Life of a Dataset
The Life of a Dataset presentation began as a tour of the Perry Building, home of ICPSR, during the Welcome Reception of the 2011 Biennial OR Meeting held in Ann Arbor, October 5-7, 2011. The goal was to familiarize ORs and others with the staff at ICPSR and the work that they do to bring data to the data user community. The tour was presented as a poster session at ICPSR's 50th Anniversary Open House on Thursday, June 7, 2012.
The features of ICPSR's process that were presented in the Life of a Dataset Tour are based on the work of the members-only General Archive. However, the topical archives' processes follow the same pattern and in some cases include value-added features.
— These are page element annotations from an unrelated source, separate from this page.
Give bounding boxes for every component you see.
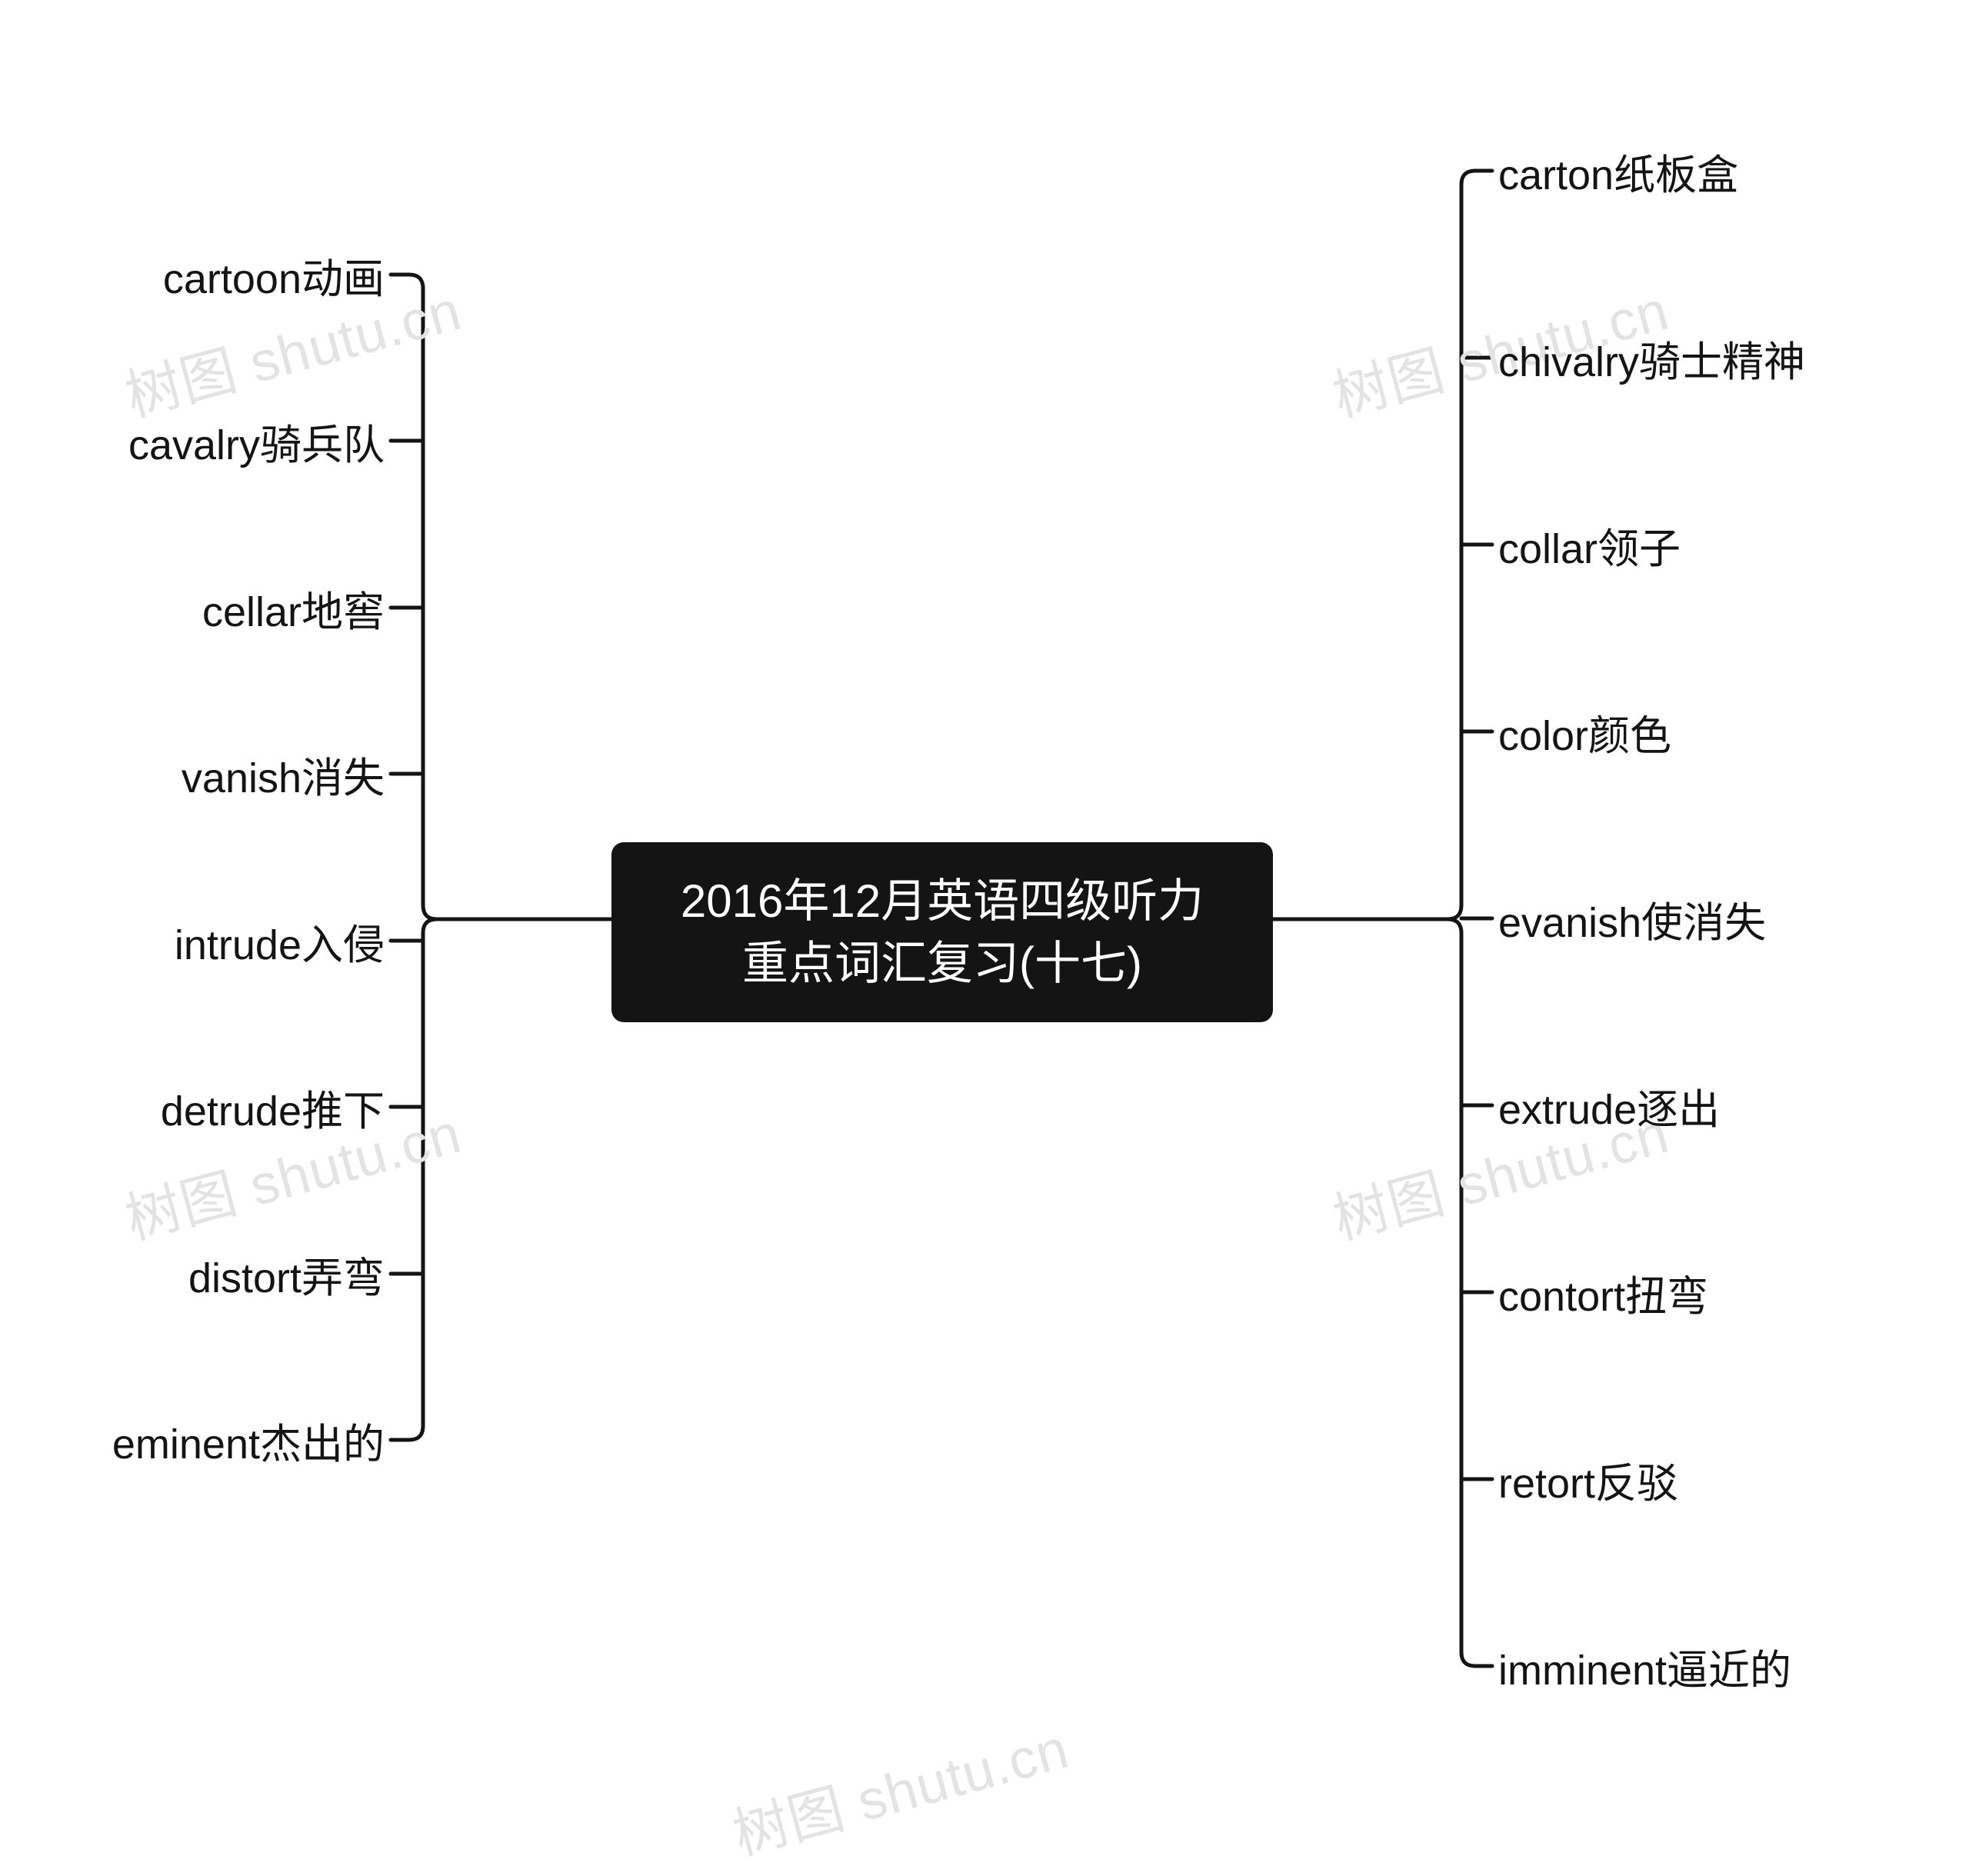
watermark: 树图 shutu.cn [723, 1703, 1076, 1870]
left-leaf: cellar地窖 [202, 578, 385, 638]
right-leaf: contort扭弯 [1498, 1262, 1708, 1323]
left-leaf: intrude入侵 [175, 911, 385, 971]
left-leaf: vanish消失 [182, 744, 385, 805]
right-leaf: color颜色 [1498, 701, 1671, 762]
left-leaf: detrude推下 [161, 1077, 385, 1138]
center-line-2: 重点词汇复习(十七) [648, 932, 1236, 995]
left-leaf: eminent杰出的 [112, 1410, 385, 1471]
center-line-1: 2016年12月英语四级听力 [648, 870, 1236, 932]
right-leaf: chivalry骑士精神 [1498, 328, 1805, 388]
right-leaf: evanish使消失 [1498, 888, 1766, 949]
right-leaf: carton纸板盒 [1498, 141, 1738, 202]
center-node: 2016年12月英语四级听力 重点词汇复习(十七) [611, 842, 1273, 1022]
right-leaf: imminent逼近的 [1498, 1636, 1791, 1697]
right-leaf: retort反驳 [1498, 1449, 1678, 1510]
right-leaf: extrude逐出 [1498, 1075, 1720, 1136]
right-leaf: collar领子 [1498, 515, 1681, 575]
left-leaf: cavalry骑兵队 [128, 411, 385, 471]
mindmap-canvas: 2016年12月英语四级听力 重点词汇复习(十七) 树图 shutu.cn树图 … [0, 0, 1969, 1876]
left-leaf: distort弄弯 [188, 1244, 385, 1305]
left-leaf: cartoon动画 [163, 245, 385, 305]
Visit our YouTube channel to view a series of webinars on the Life of a Dataset presented by ICPSR staff.
The Acquisition unit is charged with reaching out to Principal Investigators (PIs), funding agencies, and other data producers to ask them to deposit their digital data in the ICPSR archive. This unit provides the Data Deposit Form and supports its use. It also offers support on Data Management Plans. The Guide to Social Science Data Preparation Manual provides the research community with best practices for archiving their data.
The Archives receive raw data and prepare them for archiving and dissemination. Staff members use best practices to insure that confidentiality and security is maintained and that the digital data are preserved for future generations of researchers.
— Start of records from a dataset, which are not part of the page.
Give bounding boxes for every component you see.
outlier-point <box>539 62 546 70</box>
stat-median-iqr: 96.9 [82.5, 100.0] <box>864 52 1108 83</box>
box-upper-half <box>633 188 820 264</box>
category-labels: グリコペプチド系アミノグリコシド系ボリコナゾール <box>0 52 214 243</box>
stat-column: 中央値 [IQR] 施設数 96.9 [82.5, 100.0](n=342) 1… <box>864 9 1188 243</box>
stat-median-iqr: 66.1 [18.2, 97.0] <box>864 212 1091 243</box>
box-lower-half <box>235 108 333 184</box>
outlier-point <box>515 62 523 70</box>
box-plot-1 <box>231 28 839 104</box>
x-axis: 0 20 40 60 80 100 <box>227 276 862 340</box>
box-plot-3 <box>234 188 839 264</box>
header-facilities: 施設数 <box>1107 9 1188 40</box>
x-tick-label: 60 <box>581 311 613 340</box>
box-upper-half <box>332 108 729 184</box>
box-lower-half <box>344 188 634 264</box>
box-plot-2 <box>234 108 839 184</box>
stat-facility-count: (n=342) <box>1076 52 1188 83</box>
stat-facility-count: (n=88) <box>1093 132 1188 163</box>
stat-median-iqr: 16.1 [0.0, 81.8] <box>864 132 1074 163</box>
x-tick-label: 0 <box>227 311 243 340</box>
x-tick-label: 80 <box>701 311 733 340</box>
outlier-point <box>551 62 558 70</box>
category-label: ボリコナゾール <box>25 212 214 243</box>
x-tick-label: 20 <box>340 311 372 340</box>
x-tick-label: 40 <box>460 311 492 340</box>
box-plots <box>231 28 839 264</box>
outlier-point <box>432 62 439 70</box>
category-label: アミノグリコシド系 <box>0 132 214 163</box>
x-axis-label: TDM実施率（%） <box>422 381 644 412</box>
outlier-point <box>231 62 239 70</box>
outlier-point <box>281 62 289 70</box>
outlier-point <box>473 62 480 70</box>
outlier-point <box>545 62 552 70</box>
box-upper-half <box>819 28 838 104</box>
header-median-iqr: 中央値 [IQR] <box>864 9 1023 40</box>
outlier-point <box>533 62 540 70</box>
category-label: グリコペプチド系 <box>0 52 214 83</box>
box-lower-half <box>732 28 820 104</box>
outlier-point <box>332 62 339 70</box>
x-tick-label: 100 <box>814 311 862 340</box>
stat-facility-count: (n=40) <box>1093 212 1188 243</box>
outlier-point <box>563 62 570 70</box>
The Processing Supervisor reviews the study materials as submitted and creates a processing plan. The data and documentation are reviewed and disclosure risk review is performed. Through the processing, the Supervisor or his/her delegate works with the Processor on maintaining respondents' confidentiality, reviews the Processor's work, and performs a final review of all data and documents prior to release of the study.
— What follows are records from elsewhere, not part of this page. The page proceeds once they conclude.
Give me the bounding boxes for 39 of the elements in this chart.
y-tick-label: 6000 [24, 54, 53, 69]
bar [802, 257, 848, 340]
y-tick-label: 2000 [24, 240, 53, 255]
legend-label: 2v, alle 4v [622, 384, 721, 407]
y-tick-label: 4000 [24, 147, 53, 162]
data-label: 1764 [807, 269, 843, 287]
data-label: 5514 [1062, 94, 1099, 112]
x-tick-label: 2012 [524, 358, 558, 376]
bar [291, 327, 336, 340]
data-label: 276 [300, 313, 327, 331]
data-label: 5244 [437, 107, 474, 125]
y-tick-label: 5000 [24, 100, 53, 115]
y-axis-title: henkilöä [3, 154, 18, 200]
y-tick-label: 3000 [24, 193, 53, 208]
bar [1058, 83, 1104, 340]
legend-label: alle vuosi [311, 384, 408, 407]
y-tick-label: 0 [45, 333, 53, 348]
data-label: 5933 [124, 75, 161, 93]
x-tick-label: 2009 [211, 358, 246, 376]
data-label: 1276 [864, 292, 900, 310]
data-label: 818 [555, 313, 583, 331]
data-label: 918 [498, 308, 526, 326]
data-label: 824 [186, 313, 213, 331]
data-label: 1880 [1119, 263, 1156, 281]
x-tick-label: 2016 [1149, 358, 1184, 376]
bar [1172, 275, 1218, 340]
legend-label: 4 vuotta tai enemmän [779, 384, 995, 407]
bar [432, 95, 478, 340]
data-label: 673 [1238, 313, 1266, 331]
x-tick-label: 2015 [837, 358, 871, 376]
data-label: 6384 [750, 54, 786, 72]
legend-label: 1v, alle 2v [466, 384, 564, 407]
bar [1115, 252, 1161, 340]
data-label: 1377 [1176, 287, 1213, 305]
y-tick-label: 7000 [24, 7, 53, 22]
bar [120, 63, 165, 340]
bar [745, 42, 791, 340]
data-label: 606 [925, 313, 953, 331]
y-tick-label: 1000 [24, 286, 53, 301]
The Processor, working in ICPSR's Secure Data Environment (SDE), thoroughly reviews data for formatting and documentation; ensures that codebook-defined skip patterns are observed; standardizes missing data and other values; creates variable and value labels; and adds processing information to the study's metadata. Using the batch processing system Hermes, the Processor produces a suite of products including codebooks, and setup and system files for SAS, SPSS, Stata, and R. Finally, the Processor gathers the final data, metadata, and documentation, prepares the history file for preservation, and performs a final review before releasing the study using the Turnover batch processing system.
The Collection Delivery unit's responsibilities include building the documentation for files, building and maintaining the ICPSR website, releasing all studies to the Web, and announcing their release.
Metadata Editors work with the Processors to build a document set and description for the dataset, ensuring that these files conform to ICPSR standards and are well organized.
Release Coordinators receive the study that has gone through Turnover, review the files, and approve the release of the study.
ICPSR is committed to ensuring that digital data available through the website will be preserved for future generations of researchers and has incorporated appropriate steps into the workflow to ensure that this commitment is met.
Computing and Network Services
The tools used to deposit, process, and deliver digital data are created and maintained by the Computer and Network Services (CNS) unit of ICPSR. This unit also supports digital preservation and data security.